Russ Paielli 6049awj02-at-sneakemail.com |EMlist| wrote:

A more useful criterion is the normal (as opposed to Mike-style) criterion taken from Blake Cretney's website:

Name: Secret Preferences Criterion: SPC
Application: Ranked ballots
Definition:
If alternative X wins, and some of the ballots are modified in their rankings below X, X must still win.


Condorcet does not pass this criterion, which tells us that voters have incentive to truncate in some cases if not routinely. OK, then, lets determine when and how the voter should truncate rather than waste time making a useless criterion out of it. Could it be that good voting strategy in Condorcet involves truncation at the Approval cutoff point? Now *that* would be interesting.

After thinking more about this proposition, I think the Approval formula (see http://ElectionMethods.org/Approval-formula.htm) applies to Condorcet voting also. The Approval formula simply says to approve any candidate that is above the expected value of the entire election. The same reasoning applies to Condorcet voting. The difference is that, in Condorcet, the voter ranks the approved candidates, and the unapproved candidates are not ranked at all.

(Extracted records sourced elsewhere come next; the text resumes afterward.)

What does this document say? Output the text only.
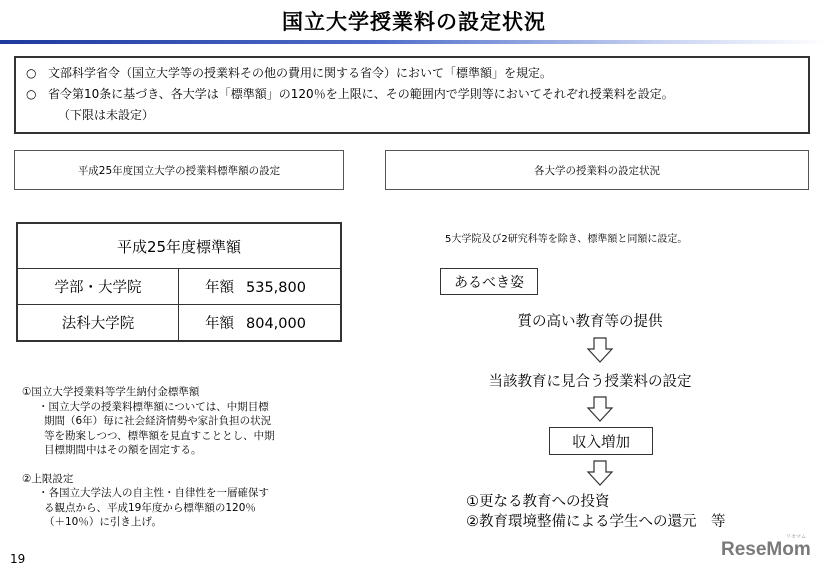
国立大学授業料の設定状況
○ 文部科学省令（国立大学等の授業料その他の費用に関する省令）において「標準額」を規定。
○ 省令第10条に基づき、各大学は「標準額」の120％を上限に、その範囲内で学則等においてそれぞれ授業料を設定。
（下限は未設定）
平成25年度国立大学の授業料標準額の設定	各大学の授業料の設定状況
平成25年度標準額	
学部・大学院	年額 535,800
法科大学院	年額 804,000
①国立大学授業料等学生納付金標準額
・国立大学の授業料標準額については、中期目標
期間（6年）毎に社会経済情勢や家計負担の状況
等を勘案しつつ、標準額を見直すこととし、中期
目標期間中はその額を固定する。
②上限設定
・各国立大学法人の自主性・自律性を一層確保す
る観点から、平成19年度から標準額の120％
（＋10％）に引き上げ。
5大学院及び2研究科等を除き、標準額と同額に設定。
あるべき姿
質の高い教育等の提供
当該教育に見合う授業料の設定
収入増加
①更なる教育への投資
②教育環境整備による学生への還元　等
19
リセマム
ReseMom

By following that rule, the voter eliminates the chance that he will help a candidate below his threshold defeat one above his threshold. In other words, this truncation strategy will optimally mitigate the effects of the failure of Condorcet to pass SPC.

The hard part of applying the rule will probably be the estimation of the winning probabilities, but that is no different than for using it in Approval.

If this has been suggested before, please let me know where. Thanks.